医療法人銀門会は、令和7年に創立60周年という大きな節目を迎えることができました。この節目を迎えるにあたり、まずは長年にわたり当法人の発展に尽力された全ての関係者の皆様に、心より深く感謝申し上げます。

この10年間を振り返ると、いくつかの大きな転機がありました。地域医療の発展に多大な功績を残された創業者である島津壽秀代表がご逝去され、法人にとって大きな喪失となりました。また、中島育昌前理事長が9年間にわたり理事長として法人を力強くけん引された後、2025年4月より私がその後任を拝命し、新たな体制のもとで歩みを進めております。歴代の想いと実績を継承し、未来へとつなげる責任の重さを日々実感しております。

銀門会は、甲州リハビリテーション病院を中心に、介護老人保健施設甲州ケア・ホーム、訪問リハビリテーション・訪問看護・通所リハビリテーションなどの在宅サービスを展開し、保健・医療・福祉が一体となった包括的な支援を提供してまいりました。疾病からの回復だけでなく、その後の生活や在宅での暮らしを見据え、「その人らしい生き方」に寄り添うことを大切にしています。

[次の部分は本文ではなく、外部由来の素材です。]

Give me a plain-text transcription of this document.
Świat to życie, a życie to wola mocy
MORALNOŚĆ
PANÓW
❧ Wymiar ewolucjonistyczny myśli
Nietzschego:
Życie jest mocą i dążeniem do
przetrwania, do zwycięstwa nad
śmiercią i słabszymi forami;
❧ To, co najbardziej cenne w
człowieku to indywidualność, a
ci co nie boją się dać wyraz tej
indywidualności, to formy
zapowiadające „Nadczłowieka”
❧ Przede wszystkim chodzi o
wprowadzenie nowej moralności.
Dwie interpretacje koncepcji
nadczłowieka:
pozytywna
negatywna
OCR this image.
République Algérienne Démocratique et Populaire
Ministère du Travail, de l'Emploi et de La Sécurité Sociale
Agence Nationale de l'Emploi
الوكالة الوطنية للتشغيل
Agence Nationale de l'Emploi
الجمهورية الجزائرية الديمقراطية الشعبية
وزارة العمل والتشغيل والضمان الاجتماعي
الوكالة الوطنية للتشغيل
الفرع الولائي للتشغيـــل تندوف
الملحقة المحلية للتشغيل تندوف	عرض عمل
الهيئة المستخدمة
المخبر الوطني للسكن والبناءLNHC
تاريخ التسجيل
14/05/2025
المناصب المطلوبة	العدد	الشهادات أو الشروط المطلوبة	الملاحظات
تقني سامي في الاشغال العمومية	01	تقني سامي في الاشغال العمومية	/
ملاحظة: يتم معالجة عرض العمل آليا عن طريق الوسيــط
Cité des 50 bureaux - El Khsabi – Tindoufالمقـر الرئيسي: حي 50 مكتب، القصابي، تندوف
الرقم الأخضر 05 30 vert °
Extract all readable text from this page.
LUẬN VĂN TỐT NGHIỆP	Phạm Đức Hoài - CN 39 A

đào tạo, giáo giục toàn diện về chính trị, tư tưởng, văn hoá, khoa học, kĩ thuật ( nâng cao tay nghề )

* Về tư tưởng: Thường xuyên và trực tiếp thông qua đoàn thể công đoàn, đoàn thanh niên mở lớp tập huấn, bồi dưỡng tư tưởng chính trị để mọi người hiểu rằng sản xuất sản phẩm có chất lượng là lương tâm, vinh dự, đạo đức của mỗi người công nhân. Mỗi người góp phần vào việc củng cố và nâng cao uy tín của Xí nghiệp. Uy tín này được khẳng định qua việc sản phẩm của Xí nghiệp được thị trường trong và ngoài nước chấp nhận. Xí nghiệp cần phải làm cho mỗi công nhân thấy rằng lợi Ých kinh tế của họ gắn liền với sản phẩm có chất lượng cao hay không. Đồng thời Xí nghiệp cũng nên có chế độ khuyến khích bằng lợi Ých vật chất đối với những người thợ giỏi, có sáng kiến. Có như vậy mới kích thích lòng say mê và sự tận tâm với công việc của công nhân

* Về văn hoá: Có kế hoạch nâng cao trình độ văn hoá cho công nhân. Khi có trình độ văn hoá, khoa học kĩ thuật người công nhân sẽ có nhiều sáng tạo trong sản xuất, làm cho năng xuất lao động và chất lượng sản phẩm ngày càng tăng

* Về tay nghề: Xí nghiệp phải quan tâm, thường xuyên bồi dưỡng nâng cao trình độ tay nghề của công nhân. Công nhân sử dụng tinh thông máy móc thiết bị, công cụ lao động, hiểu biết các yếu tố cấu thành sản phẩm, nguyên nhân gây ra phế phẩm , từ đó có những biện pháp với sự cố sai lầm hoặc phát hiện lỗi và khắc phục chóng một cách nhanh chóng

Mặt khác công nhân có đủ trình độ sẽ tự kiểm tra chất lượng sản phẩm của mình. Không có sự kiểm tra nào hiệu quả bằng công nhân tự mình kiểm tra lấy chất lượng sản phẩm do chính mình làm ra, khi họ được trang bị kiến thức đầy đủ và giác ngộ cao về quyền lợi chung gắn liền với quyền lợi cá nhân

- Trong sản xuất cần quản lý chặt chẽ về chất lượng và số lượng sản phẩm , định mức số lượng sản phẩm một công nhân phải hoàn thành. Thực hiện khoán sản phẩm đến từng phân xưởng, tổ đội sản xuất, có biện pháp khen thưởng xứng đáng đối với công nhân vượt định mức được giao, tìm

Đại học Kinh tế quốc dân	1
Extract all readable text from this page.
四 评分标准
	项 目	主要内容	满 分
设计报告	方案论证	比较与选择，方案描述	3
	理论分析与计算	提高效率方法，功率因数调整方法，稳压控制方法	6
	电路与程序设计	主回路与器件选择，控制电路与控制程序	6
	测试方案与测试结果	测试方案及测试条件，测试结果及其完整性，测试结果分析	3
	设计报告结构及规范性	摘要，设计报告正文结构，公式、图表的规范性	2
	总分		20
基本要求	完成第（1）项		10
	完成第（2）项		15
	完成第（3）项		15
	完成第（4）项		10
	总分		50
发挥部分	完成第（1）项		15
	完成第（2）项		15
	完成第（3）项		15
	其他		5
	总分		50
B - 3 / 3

また、公的役割として、山梨県リハビリテーション支援センターおよび山梨県高次脳機能障害者支援センターを受託し、障害のある方やそのご家族に対する相談支援、関係機関との連携、人材育成に尽力しています。さらに、笛吹市北部長寿包括支援センターの運営も担い、高齢者が住み慣れた地域で安心して暮らし続けられるよう支援を行っています。

当法人がとくに力を入れているのが「地域リハビリテーション」の推進です。地域リハビリテーションとは、障害のある子どもや成人・高齢者とその家族が、住み慣れた場所で一生安全に、その人らしくいきいきと生活できるよう、保健・医療・福祉・介護および地域住民を含め、生活にかかわるあらゆる人々や機関・組織が、リハビリテーションの立場から協力して行う活動のすべてを指します。当法人はこの考え方を大切にし、専門職や地域の関係者と連携しながら、誰もが安心して暮らせる地域づくり・まちづくりを推進しています。

「心をこめ 保健・医療・福祉で地域に貢献する」という法人理念のもと、これからも地域に根ざした実践を積み重ね、変化する社会課題に柔軟に対応しつつ、次世代を担う人材の育成と持続可能な運営体制の確立に努めてまいります。そして「100年続く組織体」の実現を目指し、今後も一歩一歩着実に歩んでまいります。

今後とも、医療法人銀門会の活動に温かいご理解とご支援を賜りますよう、心よりお願い申し上げます。